According to the English Dialect Dictionary, the word ‘neat’ was formerly in general use for animals ‘of the ox tribe’; it was usually singular and the term neat-cattle could include heifers, oxen, bullocks and cows. However, like ‘sheep’ the word could also have a plural sense. For example, in 1512, when Guy Wilstrop was accused of destroying ancient arable and common land in Moor Monkton, by enclosure, one of the specific accusations made against him was that ‘he fedes nete and schepe, and bredes nete and schepe … uppon the seid grounde’. It seems to be plural in that case, as it does in a Richmond inventory listing ‘40 heade of yonge neate’ (1541).

When John Kaye of Woodsome put his ideas on husbandry into verse for the benefit of his heirs, inspired no doubt by Tusser, he referred frequently to his ox-house but there is no mention of neat-house. Nevertheless his advice was ‘thy yong neat see abroad thow kepe … unto yll wether make them meke’ (c.1580) - plural again. The place-name Neat House referred to a locality which had been a market garden, near Chelsea Bridge, but it must originally have been a cattle shed.

In fact the term ‘neatherd’ was almost as frequent as ‘shepherd’ in the past. John Coy of Azerley near Ripon was listed as a ‘netehird’ in the poll tax of 1379 and several individuals in the same township bore the by-name or surname Netehird. The surname does not seem to have survived, but the occupational term certainly did for, in 1606, at the North Riding Quarter Sessions, Christopher Pressick had ‘sundry misdemeanours proved against him … being late neathird of Carlton’.

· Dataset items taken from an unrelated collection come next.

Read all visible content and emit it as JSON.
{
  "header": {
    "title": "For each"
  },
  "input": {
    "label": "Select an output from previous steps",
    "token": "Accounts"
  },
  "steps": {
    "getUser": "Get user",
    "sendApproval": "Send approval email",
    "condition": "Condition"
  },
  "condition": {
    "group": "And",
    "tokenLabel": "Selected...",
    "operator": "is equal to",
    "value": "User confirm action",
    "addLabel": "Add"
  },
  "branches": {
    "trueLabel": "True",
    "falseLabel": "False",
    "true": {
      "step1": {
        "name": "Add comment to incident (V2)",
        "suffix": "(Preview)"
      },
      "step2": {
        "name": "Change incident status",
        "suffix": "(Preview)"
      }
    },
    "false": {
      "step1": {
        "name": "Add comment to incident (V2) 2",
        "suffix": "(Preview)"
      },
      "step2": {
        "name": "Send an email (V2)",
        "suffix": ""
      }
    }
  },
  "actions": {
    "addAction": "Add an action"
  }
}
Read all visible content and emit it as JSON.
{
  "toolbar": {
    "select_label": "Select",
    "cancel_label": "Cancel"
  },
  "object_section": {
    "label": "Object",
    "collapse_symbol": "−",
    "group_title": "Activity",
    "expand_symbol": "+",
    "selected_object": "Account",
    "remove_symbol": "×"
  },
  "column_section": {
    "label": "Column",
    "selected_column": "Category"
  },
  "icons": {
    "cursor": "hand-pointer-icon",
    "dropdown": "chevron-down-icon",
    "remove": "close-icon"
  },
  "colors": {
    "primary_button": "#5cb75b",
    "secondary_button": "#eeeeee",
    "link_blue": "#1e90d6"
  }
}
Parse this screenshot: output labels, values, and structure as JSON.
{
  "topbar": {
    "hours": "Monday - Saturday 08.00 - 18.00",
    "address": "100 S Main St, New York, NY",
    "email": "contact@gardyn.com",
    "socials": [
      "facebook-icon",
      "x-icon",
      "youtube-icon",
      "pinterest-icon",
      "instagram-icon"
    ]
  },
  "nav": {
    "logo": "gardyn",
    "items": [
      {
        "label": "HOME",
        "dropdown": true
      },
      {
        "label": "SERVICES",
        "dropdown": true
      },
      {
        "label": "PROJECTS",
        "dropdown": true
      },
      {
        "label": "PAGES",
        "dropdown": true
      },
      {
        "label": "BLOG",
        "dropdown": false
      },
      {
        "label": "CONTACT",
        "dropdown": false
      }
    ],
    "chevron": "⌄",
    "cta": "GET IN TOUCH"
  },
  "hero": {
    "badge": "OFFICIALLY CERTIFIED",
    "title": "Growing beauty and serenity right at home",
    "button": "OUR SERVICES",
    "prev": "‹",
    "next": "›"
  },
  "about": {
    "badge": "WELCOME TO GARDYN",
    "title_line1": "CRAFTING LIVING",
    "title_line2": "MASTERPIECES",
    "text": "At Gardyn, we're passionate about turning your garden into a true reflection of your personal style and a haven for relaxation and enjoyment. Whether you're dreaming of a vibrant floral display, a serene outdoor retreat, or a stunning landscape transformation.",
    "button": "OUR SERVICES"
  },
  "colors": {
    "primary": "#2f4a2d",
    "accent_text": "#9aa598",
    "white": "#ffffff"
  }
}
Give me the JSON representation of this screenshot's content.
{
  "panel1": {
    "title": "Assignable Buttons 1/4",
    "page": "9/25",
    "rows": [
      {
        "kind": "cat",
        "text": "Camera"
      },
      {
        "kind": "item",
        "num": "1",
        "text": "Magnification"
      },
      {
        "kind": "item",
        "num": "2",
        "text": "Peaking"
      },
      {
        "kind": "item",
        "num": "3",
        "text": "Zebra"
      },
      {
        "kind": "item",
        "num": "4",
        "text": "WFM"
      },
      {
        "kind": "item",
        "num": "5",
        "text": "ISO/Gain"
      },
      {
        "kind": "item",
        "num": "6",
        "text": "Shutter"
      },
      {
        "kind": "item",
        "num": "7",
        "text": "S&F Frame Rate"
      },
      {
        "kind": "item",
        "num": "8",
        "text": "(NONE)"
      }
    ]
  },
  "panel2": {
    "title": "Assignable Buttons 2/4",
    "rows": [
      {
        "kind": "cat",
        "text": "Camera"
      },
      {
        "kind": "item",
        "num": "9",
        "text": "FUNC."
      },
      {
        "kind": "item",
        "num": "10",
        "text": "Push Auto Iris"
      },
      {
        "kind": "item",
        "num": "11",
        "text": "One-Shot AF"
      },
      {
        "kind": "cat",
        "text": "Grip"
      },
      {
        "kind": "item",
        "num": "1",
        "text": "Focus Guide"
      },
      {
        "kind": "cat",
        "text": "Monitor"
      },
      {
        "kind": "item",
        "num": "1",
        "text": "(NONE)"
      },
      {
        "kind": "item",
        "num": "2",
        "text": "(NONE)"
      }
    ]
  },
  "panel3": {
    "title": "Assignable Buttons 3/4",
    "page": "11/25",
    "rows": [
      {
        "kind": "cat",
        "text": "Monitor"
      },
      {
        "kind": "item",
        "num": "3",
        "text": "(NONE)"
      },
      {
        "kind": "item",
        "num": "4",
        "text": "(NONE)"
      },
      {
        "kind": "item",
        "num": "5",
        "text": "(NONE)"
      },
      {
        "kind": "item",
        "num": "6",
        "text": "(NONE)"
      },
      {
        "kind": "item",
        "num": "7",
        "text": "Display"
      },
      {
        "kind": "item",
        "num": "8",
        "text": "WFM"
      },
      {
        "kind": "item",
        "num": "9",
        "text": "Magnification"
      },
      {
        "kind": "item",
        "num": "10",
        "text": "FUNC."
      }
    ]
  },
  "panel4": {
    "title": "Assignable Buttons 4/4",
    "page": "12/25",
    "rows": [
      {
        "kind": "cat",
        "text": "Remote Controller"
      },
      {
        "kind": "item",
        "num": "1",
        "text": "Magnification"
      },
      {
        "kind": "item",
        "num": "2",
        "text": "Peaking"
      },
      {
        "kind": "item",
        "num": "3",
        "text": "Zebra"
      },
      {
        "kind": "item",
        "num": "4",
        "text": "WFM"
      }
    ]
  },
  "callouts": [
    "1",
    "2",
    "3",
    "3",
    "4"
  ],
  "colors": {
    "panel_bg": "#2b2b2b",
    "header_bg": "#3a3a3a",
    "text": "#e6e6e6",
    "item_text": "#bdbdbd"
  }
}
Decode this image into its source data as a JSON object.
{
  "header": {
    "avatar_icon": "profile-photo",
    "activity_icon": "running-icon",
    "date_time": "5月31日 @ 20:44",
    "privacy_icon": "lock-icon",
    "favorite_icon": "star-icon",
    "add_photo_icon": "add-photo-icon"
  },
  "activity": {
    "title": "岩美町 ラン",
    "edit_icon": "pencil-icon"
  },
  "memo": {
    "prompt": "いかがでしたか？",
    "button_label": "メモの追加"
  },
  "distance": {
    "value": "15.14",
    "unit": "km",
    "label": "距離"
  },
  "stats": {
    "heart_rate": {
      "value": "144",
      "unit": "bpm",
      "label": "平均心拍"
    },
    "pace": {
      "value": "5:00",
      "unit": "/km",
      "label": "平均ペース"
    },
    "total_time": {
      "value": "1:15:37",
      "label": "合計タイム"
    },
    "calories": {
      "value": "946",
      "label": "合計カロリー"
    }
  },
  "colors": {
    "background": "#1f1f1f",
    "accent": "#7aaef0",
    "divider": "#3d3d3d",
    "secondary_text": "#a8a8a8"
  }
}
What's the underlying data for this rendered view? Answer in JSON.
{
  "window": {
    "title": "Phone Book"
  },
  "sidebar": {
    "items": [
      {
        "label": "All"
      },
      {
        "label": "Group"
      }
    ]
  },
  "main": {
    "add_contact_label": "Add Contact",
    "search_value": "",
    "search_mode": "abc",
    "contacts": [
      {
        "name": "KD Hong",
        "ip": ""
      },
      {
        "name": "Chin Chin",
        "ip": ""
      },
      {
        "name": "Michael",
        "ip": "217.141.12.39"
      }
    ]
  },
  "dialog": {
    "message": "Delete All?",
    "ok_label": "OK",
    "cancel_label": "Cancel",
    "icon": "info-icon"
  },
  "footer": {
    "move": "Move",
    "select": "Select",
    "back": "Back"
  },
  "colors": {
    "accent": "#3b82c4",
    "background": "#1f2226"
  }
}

We should not be surprised to hear that neat’s tongue was formerly a delicacy, but so apparently were the feet which also provided the oil. In the seventeenth century the variety and the amount of food eaten by the Saviles at Thornhill was recorded in their kitchen accounts, and Barbara Nuttall’s transcription for 19 January 1629 includes ‘23 neates tongues’ and ‘7 neates feet’ - not to mention quantities of mutton, veal, beef, rabbits, turkeys etc.

There was, though, a dialect alternative to ‘neat’, derived from a Scandinavian word. It was written ‘nowt’ or ‘nawt’ in Yorkshire and gave rise to the by-name Nouthird. Henry the ‘nouthirde’ and German the ‘nauthyrd’ were tenants of Wakefield manor in 1307-9 and, in Pontefract, the market-place was referred to as ‘the nawte market steade’ in 1552. Inventories contain such references as ‘twynternawt’ (1442), i.e. ‘two winter nawt’ or animals into their third year, and there was a ‘nawtehouse’ in Highburton in 1610.

A particularly interesting reference occurs in the court rolls of Wakefield in 1539, in a complaint made by the saddlers of the town. Their claim was that ‘dyvers persons byeth nawtte herre [hair] of ye tannerrs and sells it to Cendell [Kendal] men to blend it with woile and make cloth of it callyd pawmpillzon cloth’. I think that this word, which I have not otherwise encountered, might be connected with ‘pampilion’, a rare kind of fur according to Halliwell.